Мальчик испуганно моргал глазами, и седобородый господин успокоился. Ногой и рукой он выдвинул тяжелую связку книг, хотел поднять ее одною рукою — но сразу не мог и кинул ее обратно на пол.
— Вот отнеси к Егору Ивановичу.
Мальчик взял обеими руками за связку и не поднял.
— Живо! — крикнул господин.
Мальчик поднял и понес.
VНа тротуаре Мишка толкал прохожих, и его погнали на середину улицы, где снег был коричневый и вязкий, как песок. Тяжелая кипа давила ему спину, и он шатался; извозчики кричали на него, и когда он вспомнил, сколько ему еще идти, он испугался и подумал, что сейчас умрет. Он спустил связку с плеч и, глядя на нее, заплакал.
— Ты чего плачешь? — спросил прохожий.
Мишка плакал. Скоро собралась толпа, пришел сердитый городовой с саблей и пистолетом, взял Мишку и книги и все вместе повез на извозчике в участок.
— Что там? — спросил дежурный околоточный надзиратель, отрываясь от бумаги, которую он составлял.

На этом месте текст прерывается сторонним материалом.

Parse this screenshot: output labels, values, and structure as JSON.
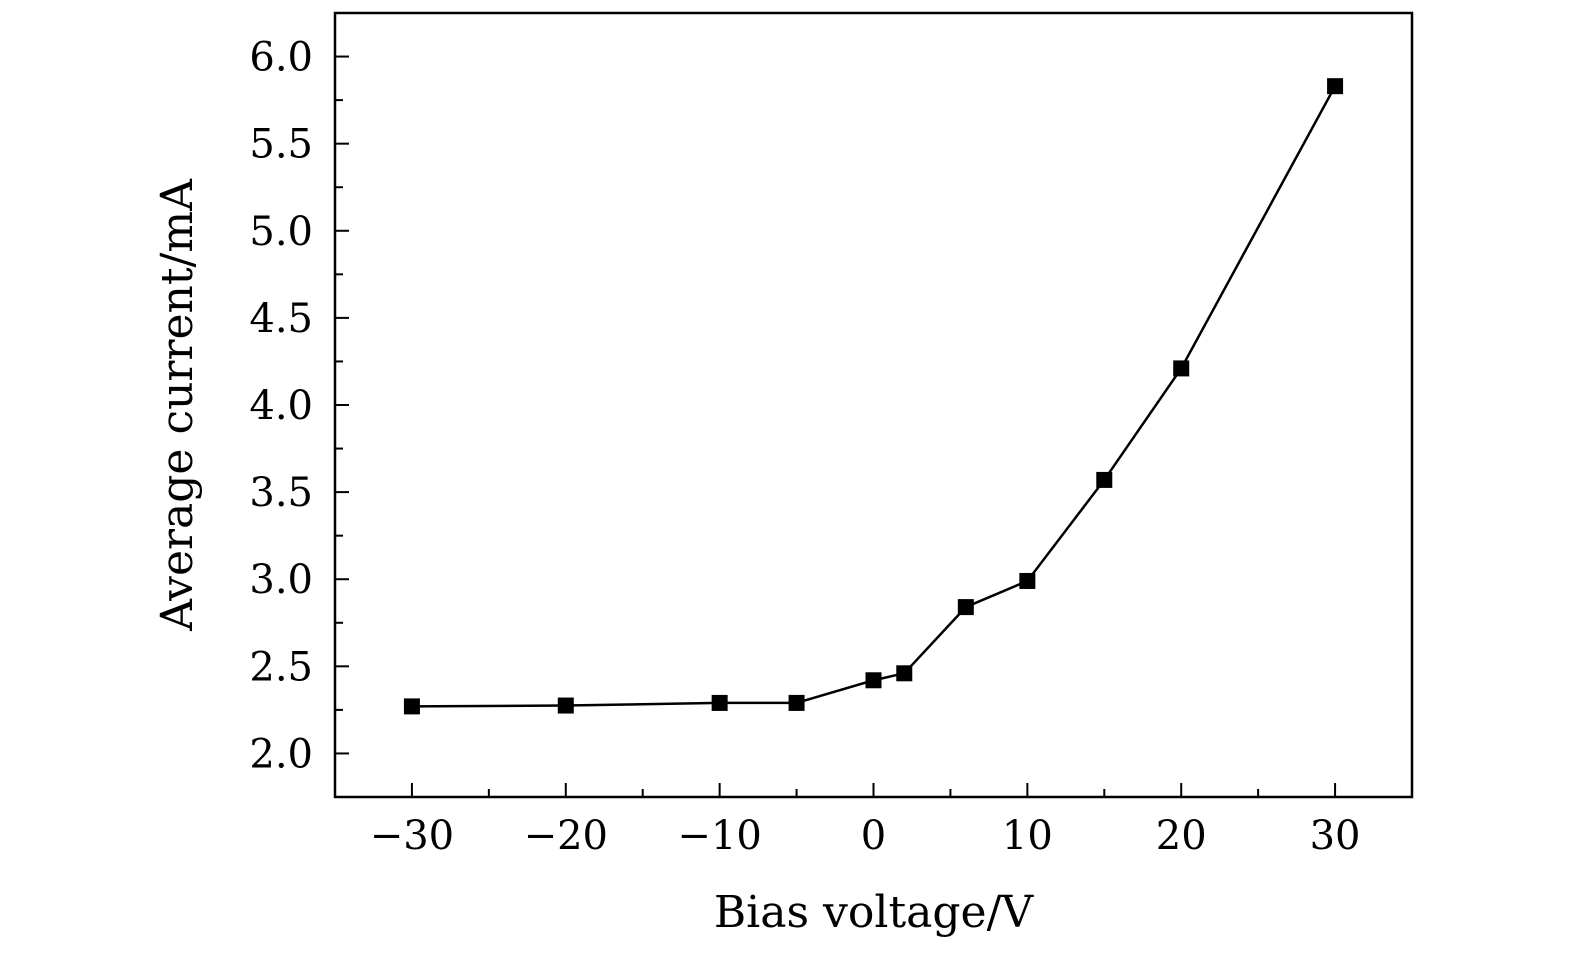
{
  "chart_data": {
    "type": "line",
    "title": "",
    "xlabel": "Bias voltage/V",
    "ylabel": "Average current/mA",
    "xlim": [
      -35,
      35
    ],
    "ylim": [
      1.75,
      6.25
    ],
    "x_ticks": [
      -30,
      -20,
      -10,
      0,
      10,
      20,
      30
    ],
    "x_tick_labels": [
      "−30",
      "−20",
      "−10",
      "0",
      "10",
      "20",
      "30"
    ],
    "y_ticks": [
      2.0,
      2.5,
      3.0,
      3.5,
      4.0,
      4.5,
      5.0,
      5.5,
      6.0
    ],
    "y_tick_labels": [
      "2.0",
      "2.5",
      "3.0",
      "3.5",
      "4.0",
      "4.5",
      "5.0",
      "5.5",
      "6.0"
    ],
    "grid": false,
    "marker": "square",
    "color": "#000000",
    "series": [
      {
        "x": [
          -30,
          -20,
          -10,
          -5,
          0,
          2,
          6,
          10,
          15,
          20,
          30
        ],
        "y": [
          2.27,
          2.275,
          2.29,
          2.29,
          2.42,
          2.46,
          2.84,
          2.99,
          3.57,
          4.21,
          5.83
        ]
      }
    ]
  }
}
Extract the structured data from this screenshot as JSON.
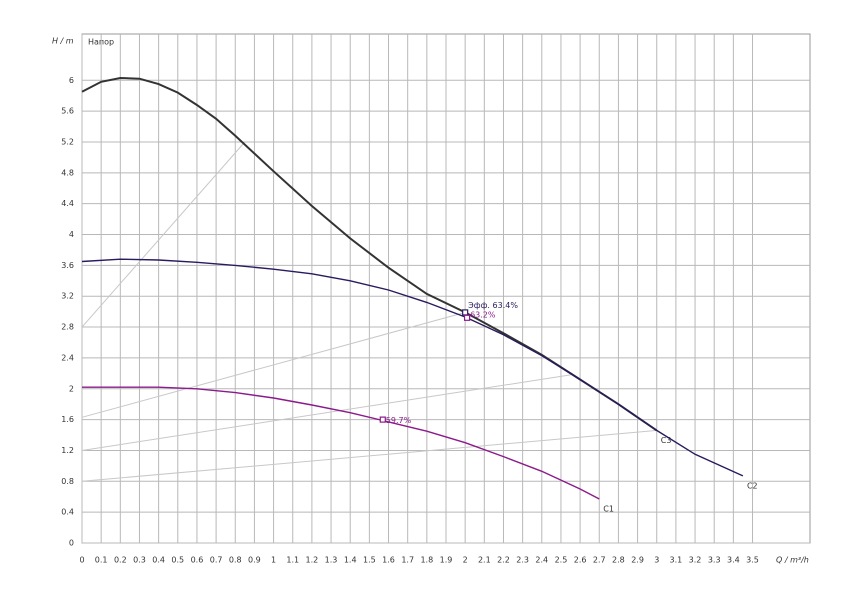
{
  "chart_data": {
    "type": "line",
    "y_label": "H / m",
    "title": "Напор",
    "x_label": "Q / m³/h",
    "xlim": [
      0,
      3.8
    ],
    "ylim": [
      0,
      6.6
    ],
    "xticks": [
      0,
      0.1,
      0.2,
      0.3,
      0.4,
      0.5,
      0.6,
      0.7,
      0.8,
      0.9,
      1,
      1.1,
      1.2,
      1.3,
      1.4,
      1.5,
      1.6,
      1.7,
      1.8,
      1.9,
      2,
      2.1,
      2.2,
      2.3,
      2.4,
      2.5,
      2.6,
      2.7,
      2.8,
      2.9,
      3,
      3.1,
      3.2,
      3.3,
      3.4,
      3.5
    ],
    "yticks": [
      0,
      0.4,
      0.8,
      1.2,
      1.6,
      2,
      2.4,
      2.8,
      3.2,
      3.6,
      4,
      4.4,
      4.8,
      5.2,
      5.6,
      6
    ],
    "grid": true,
    "series": [
      {
        "name": "C3",
        "color": "#333333",
        "x": [
          0,
          0.1,
          0.2,
          0.3,
          0.4,
          0.5,
          0.6,
          0.7,
          0.8,
          0.9,
          1.0,
          1.2,
          1.4,
          1.6,
          1.8,
          2.0,
          2.2,
          2.4,
          2.6,
          2.8,
          3.0
        ],
        "values": [
          5.85,
          5.98,
          6.03,
          6.02,
          5.95,
          5.84,
          5.68,
          5.5,
          5.28,
          5.05,
          4.82,
          4.37,
          3.95,
          3.57,
          3.23,
          2.99,
          2.72,
          2.44,
          2.12,
          1.8,
          1.46
        ]
      },
      {
        "name": "C2",
        "color": "#2a1a5e",
        "x": [
          0,
          0.2,
          0.4,
          0.6,
          0.8,
          1.0,
          1.2,
          1.4,
          1.6,
          1.8,
          2.0,
          2.2,
          2.4,
          2.6,
          2.8,
          3.0,
          3.2,
          3.45
        ],
        "values": [
          3.65,
          3.68,
          3.67,
          3.64,
          3.6,
          3.55,
          3.49,
          3.4,
          3.28,
          3.12,
          2.93,
          2.7,
          2.43,
          2.12,
          1.8,
          1.46,
          1.15,
          0.87
        ]
      },
      {
        "name": "C1",
        "color": "#8b1a8b",
        "x": [
          0,
          0.2,
          0.4,
          0.6,
          0.8,
          1.0,
          1.2,
          1.4,
          1.6,
          1.8,
          2.0,
          2.2,
          2.4,
          2.6,
          2.7
        ],
        "values": [
          2.02,
          2.02,
          2.02,
          2.0,
          1.95,
          1.88,
          1.79,
          1.69,
          1.57,
          1.45,
          1.3,
          1.12,
          0.93,
          0.7,
          0.57
        ]
      }
    ],
    "guide_lines": [
      {
        "color": "#c8c8c8",
        "x": [
          0,
          0.85
        ],
        "values": [
          2.8,
          5.2
        ]
      },
      {
        "color": "#c8c8c8",
        "x": [
          0,
          2.0
        ],
        "values": [
          1.63,
          2.99
        ]
      },
      {
        "color": "#c8c8c8",
        "x": [
          0,
          2.55
        ],
        "values": [
          1.2,
          2.18
        ]
      },
      {
        "color": "#c8c8c8",
        "x": [
          0,
          3.0
        ],
        "values": [
          0.8,
          1.46
        ]
      }
    ],
    "annotations": [
      {
        "x": 2.0,
        "y": 2.99,
        "label": "Эфф. 63.4%",
        "color": "#2a1a5e"
      },
      {
        "x": 2.01,
        "y": 2.92,
        "label": "63.2%",
        "color": "#8b1a8b"
      },
      {
        "x": 1.57,
        "y": 1.6,
        "label": "59.7%",
        "color": "#8b1a8b"
      }
    ]
  }
}
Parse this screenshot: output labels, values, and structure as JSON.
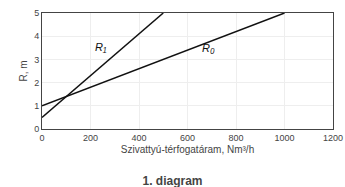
{
  "chart_data": {
    "type": "line",
    "title": "1. diagram",
    "xlabel": "Szivattyú-térfogatáram, Nm³/h",
    "ylabel": "R, m",
    "xlim": [
      0,
      1200
    ],
    "ylim": [
      0,
      5
    ],
    "xticks": [
      0,
      200,
      400,
      600,
      800,
      1000,
      1200
    ],
    "yticks": [
      0,
      1,
      2,
      3,
      4,
      5
    ],
    "grid": true,
    "series": [
      {
        "x": [
          0,
          500
        ],
        "values": [
          0.5,
          5.0
        ],
        "color": "#111111"
      },
      {
        "x": [
          0,
          1000
        ],
        "values": [
          1.0,
          5.0
        ],
        "color": "#111111"
      }
    ],
    "annotations": [
      {
        "text": "R₁",
        "x": 210,
        "y": 3.2,
        "color": "#111111"
      },
      {
        "text": "R₀",
        "x": 650,
        "y": 3.15,
        "color": "#111111"
      }
    ]
  }
}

— Неподсильная ноша, ваше благородие, — ответил сердитый городовой и ткнул Мишку вперед.
Околоточный вытянул вверх одну руку, так что сустав хрустнул, и потом другую; потом поочередно вытянул ноги в широких лакированных сапогах. Глядя боком. сверху вниз, на мальчика, он выбросил ряд вопросов:
— Кто? Откуда? Звание? По какому делу?
И Мишка дал ряд ответов:
— Мишка. Крестьянин. Двенадцать лет. Хозяин послал.

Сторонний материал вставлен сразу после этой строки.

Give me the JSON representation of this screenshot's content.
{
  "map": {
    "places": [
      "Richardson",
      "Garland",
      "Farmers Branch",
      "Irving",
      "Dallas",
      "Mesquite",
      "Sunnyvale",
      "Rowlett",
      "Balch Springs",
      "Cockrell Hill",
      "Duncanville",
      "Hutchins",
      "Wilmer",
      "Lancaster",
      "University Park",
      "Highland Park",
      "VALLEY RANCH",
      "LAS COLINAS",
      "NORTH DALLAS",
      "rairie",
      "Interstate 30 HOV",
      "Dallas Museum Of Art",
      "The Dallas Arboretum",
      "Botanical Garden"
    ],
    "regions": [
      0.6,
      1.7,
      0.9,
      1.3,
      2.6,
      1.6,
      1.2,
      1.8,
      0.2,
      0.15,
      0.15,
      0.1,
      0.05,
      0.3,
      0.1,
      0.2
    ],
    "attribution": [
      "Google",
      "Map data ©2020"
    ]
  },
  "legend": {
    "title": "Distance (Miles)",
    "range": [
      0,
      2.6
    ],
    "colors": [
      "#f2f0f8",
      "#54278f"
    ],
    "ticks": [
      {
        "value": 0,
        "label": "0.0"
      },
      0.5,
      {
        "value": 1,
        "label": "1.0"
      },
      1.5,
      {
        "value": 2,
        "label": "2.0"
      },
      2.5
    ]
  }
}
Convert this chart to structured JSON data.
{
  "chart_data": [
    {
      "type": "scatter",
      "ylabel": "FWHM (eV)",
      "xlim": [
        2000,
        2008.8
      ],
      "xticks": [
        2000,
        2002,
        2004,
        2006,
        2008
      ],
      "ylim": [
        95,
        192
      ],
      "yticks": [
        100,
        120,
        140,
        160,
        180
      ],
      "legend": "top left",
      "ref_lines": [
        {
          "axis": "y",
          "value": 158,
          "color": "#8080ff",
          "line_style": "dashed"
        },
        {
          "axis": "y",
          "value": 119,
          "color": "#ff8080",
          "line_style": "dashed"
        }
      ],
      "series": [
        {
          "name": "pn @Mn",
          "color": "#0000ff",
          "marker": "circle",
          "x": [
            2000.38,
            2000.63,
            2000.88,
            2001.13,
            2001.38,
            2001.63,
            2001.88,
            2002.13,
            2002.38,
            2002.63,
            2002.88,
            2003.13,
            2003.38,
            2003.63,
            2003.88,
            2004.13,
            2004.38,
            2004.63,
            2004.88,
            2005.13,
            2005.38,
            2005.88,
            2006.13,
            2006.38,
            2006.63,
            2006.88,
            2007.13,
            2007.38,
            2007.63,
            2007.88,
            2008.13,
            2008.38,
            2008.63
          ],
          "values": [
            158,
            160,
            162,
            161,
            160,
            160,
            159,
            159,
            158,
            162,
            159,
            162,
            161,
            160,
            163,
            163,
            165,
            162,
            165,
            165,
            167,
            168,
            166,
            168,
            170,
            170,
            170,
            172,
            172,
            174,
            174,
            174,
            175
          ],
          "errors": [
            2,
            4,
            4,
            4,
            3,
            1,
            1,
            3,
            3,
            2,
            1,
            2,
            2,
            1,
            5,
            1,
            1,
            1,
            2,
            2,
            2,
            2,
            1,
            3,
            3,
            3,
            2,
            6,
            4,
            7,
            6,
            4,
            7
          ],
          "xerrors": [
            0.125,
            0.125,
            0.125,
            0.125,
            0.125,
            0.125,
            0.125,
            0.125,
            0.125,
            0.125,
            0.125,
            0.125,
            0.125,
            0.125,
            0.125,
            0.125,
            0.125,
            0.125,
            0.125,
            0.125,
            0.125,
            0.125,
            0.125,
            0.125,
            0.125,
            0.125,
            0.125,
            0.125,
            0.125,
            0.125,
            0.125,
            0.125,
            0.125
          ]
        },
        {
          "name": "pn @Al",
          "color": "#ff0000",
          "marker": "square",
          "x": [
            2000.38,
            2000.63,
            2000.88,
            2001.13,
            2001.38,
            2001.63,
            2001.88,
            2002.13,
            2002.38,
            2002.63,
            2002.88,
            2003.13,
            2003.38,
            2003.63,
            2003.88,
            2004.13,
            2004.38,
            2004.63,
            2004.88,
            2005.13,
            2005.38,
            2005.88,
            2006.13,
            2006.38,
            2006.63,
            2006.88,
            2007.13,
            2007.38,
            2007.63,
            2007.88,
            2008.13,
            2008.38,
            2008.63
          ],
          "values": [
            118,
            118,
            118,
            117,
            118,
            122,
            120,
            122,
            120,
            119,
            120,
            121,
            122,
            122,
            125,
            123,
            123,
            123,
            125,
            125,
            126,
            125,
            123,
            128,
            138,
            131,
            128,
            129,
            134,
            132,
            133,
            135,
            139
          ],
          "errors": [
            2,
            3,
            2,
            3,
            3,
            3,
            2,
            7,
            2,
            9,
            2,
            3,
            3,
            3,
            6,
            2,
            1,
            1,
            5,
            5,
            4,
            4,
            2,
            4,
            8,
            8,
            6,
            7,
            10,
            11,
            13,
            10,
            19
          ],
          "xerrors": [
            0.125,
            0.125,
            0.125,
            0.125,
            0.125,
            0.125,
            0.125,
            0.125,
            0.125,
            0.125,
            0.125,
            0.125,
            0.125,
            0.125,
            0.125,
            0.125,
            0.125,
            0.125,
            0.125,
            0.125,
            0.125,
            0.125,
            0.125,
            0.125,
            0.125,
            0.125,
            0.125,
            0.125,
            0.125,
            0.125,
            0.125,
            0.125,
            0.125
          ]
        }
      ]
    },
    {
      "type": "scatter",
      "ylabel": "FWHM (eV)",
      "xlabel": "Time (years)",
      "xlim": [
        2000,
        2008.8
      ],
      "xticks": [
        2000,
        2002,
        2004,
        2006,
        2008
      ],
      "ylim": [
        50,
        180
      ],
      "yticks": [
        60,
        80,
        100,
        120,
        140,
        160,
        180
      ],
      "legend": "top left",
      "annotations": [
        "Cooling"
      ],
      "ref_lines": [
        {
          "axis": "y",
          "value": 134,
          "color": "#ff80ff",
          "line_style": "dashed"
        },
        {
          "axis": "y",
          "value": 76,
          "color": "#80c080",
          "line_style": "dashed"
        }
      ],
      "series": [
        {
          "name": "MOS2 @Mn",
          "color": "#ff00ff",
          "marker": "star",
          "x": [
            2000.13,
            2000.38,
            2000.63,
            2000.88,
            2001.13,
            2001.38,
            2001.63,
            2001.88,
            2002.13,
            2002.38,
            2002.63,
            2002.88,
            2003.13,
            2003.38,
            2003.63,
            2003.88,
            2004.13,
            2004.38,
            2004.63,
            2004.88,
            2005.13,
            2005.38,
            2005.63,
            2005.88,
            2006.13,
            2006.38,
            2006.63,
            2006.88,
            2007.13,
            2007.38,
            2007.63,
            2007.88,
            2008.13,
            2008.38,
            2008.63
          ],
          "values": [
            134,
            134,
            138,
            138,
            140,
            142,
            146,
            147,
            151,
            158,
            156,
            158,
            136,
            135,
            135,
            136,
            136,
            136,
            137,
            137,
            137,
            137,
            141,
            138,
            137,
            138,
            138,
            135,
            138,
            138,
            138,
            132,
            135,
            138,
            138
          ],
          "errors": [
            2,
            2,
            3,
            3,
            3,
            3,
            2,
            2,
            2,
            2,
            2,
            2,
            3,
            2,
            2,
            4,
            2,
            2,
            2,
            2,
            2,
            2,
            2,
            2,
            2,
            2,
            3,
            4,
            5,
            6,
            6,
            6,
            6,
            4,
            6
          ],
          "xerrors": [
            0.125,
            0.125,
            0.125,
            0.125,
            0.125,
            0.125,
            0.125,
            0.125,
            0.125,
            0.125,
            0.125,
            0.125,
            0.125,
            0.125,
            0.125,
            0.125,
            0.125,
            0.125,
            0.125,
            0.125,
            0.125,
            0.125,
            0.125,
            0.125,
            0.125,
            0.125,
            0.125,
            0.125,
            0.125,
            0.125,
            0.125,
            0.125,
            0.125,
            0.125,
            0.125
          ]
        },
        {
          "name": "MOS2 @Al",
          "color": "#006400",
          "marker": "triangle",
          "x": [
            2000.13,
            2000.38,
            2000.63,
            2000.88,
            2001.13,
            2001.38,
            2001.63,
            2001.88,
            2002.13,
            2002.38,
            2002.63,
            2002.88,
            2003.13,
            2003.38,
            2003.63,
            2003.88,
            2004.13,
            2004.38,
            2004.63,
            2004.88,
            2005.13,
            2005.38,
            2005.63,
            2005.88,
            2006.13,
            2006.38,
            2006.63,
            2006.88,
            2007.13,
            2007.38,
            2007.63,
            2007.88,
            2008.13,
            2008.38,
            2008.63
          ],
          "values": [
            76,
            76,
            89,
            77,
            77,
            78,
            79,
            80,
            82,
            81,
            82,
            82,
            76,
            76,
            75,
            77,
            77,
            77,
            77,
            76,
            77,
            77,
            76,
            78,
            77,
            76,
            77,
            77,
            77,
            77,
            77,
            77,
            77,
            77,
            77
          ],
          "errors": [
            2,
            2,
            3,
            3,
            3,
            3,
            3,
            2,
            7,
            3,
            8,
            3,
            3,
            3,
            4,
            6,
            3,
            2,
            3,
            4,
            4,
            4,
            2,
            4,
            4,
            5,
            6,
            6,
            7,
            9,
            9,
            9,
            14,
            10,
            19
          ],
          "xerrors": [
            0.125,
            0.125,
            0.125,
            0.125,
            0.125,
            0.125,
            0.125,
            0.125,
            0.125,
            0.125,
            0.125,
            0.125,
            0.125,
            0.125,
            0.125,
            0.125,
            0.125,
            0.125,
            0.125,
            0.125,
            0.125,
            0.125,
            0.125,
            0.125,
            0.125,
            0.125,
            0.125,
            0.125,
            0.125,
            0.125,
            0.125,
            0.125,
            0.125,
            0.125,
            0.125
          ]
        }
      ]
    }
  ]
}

Околоточный подошел к связке, все еще потягиваясь на ходу, отставляя ноги назад и выпячивая грудь, густо вздохнул и слегка приподнял книги.

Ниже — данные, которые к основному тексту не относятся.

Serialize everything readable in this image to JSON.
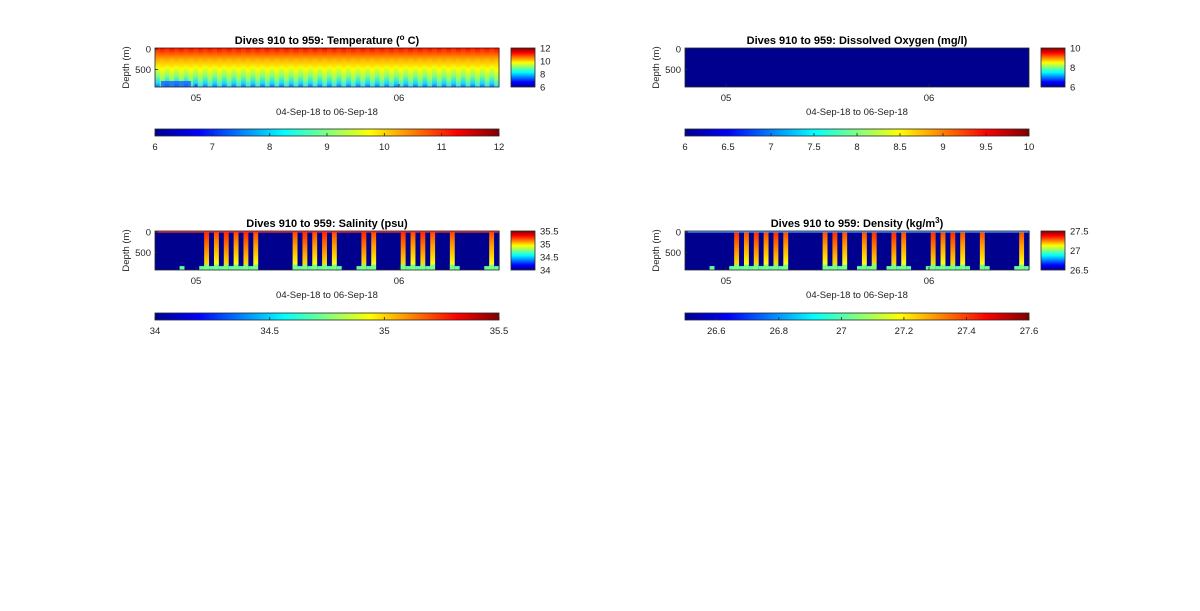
{
  "figure": {
    "panels": [
      {
        "id": "temperature",
        "title_main": "Dives 910 to 959: Temperature (",
        "title_sup": "o",
        "title_end": " C)",
        "ylabel": "Depth (m)",
        "y_ticks": [
          "0",
          "500"
        ],
        "x_ticks": [
          "05",
          "06"
        ],
        "xlabel": "04-Sep-18 to 06-Sep-18",
        "clim": [
          6,
          12
        ],
        "side_ticks": [
          "12",
          "10",
          "8",
          "6"
        ],
        "bottom_ticks": [
          "6",
          "7",
          "8",
          "9",
          "10",
          "11",
          "12"
        ],
        "pattern": "temperature"
      },
      {
        "id": "oxygen",
        "title_main": "Dives 910 to 959: Dissolved Oxygen (mg/l)",
        "title_sup": "",
        "title_end": "",
        "ylabel": "Depth (m)",
        "y_ticks": [
          "0",
          "500"
        ],
        "x_ticks": [
          "05",
          "06"
        ],
        "xlabel": "04-Sep-18 to 06-Sep-18",
        "clim": [
          6,
          10
        ],
        "side_ticks": [
          "10",
          "8",
          "6"
        ],
        "bottom_ticks": [
          "6",
          "6.5",
          "7",
          "7.5",
          "8",
          "8.5",
          "9",
          "9.5",
          "10"
        ],
        "pattern": "uniform-min"
      },
      {
        "id": "salinity",
        "title_main": "Dives 910 to 959: Salinity (psu)",
        "title_sup": "",
        "title_end": "",
        "ylabel": "Depth (m)",
        "y_ticks": [
          "0",
          "500"
        ],
        "x_ticks": [
          "05",
          "06"
        ],
        "xlabel": "04-Sep-18 to 06-Sep-18",
        "clim": [
          34,
          35.5
        ],
        "side_ticks": [
          "35.5",
          "35",
          "34.5",
          "34"
        ],
        "bottom_ticks": [
          "34",
          "34.5",
          "35",
          "35.5"
        ],
        "pattern": "striped"
      },
      {
        "id": "density",
        "title_main": "Dives 910 to 959: Density (kg/m",
        "title_sup": "3",
        "title_end": ")",
        "ylabel": "Depth (m)",
        "y_ticks": [
          "0",
          "500"
        ],
        "x_ticks": [
          "05",
          "06"
        ],
        "xlabel": "04-Sep-18 to 06-Sep-18",
        "clim": [
          26.5,
          27.6
        ],
        "side_ticks": [
          "27.5",
          "27",
          "26.5"
        ],
        "bottom_ticks": [
          "26.6",
          "26.8",
          "27",
          "27.2",
          "27.4",
          "27.6"
        ],
        "pattern": "striped"
      }
    ]
  },
  "chart_data": [
    {
      "type": "heatmap",
      "title": "Dives 910 to 959: Temperature (o C)",
      "ylabel": "Depth (m)",
      "xlabel": "04-Sep-18 to 06-Sep-18",
      "y_ticks": [
        0,
        500
      ],
      "x_ticks": [
        "05",
        "06"
      ],
      "colorbar_range": [
        6,
        12
      ],
      "colormap": "jet"
    },
    {
      "type": "heatmap",
      "title": "Dives 910 to 959: Dissolved Oxygen (mg/l)",
      "ylabel": "Depth (m)",
      "xlabel": "04-Sep-18 to 06-Sep-18",
      "y_ticks": [
        0,
        500
      ],
      "x_ticks": [
        "05",
        "06"
      ],
      "colorbar_range": [
        6,
        10
      ],
      "colormap": "jet"
    },
    {
      "type": "heatmap",
      "title": "Dives 910 to 959: Salinity (psu)",
      "ylabel": "Depth (m)",
      "xlabel": "04-Sep-18 to 06-Sep-18",
      "y_ticks": [
        0,
        500
      ],
      "x_ticks": [
        "05",
        "06"
      ],
      "colorbar_range": [
        34,
        35.5
      ],
      "colormap": "jet"
    },
    {
      "type": "heatmap",
      "title": "Dives 910 to 959: Density (kg/m3)",
      "ylabel": "Depth (m)",
      "xlabel": "04-Sep-18 to 06-Sep-18",
      "y_ticks": [
        0,
        500
      ],
      "x_ticks": [
        "05",
        "06"
      ],
      "colorbar_range": [
        26.5,
        27.6
      ],
      "colormap": "jet"
    }
  ]
}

— Ого! — сказал он с удовольствием.
Оберточная бумага на краю оборвалась, околоточный отогнул ее и прочел заглавие: «В защиту обездоленных».
— Ну-ка, ты, — позвал он Мишку пальцем. — Прочти.
Мишка моргнул глазами и ответил:
— Я неграмотный.
Околоточный засмеялся:
— Ха-ха-ха!
Пришел небритый паспортист, дыхнул на Мишку водкой и луком и тоже засмеялся:
— Ха-ха-ха!
А потом составили протокол, и Мишка поставил под ним крестик.
1901 г.
Бездна*
IУже кончался день, а они двое все шли, все говорили и не замечали ни времени, ни дороги. Впереди, на пологом холме, темнела небольшая роща, и сквозь ветви деревьев красным раскаленным углем пылало солнце, зажигало воздух и весь его превращало в огненную золотистую пыль. Так близко и так ярко было солнце, что все кругом словно исчезало, а оно только одно оставалось, окрашивало дорогу и ровняло ее. Глазам идущих стало больно, они повернули назад, и сразу перед ними все потухло, стало спокойным и ясным, маленьким и отчетливым. Где-то далеко, за версту или больше, красный закат выхватил высокий ствол сосны, и он горел среди зелени, как свеча в темной комнате; багровым налетом покрылась впереди дорога, на которой теперь каждый камень отбрасывал длинную черную тень, да золотисто-красным ореолом светились волоса девушки, пронизанные солнечными лучами. Один тонкий вьющийся волос отделился от других и вился и колебался в воздухе, как золотая паутинка.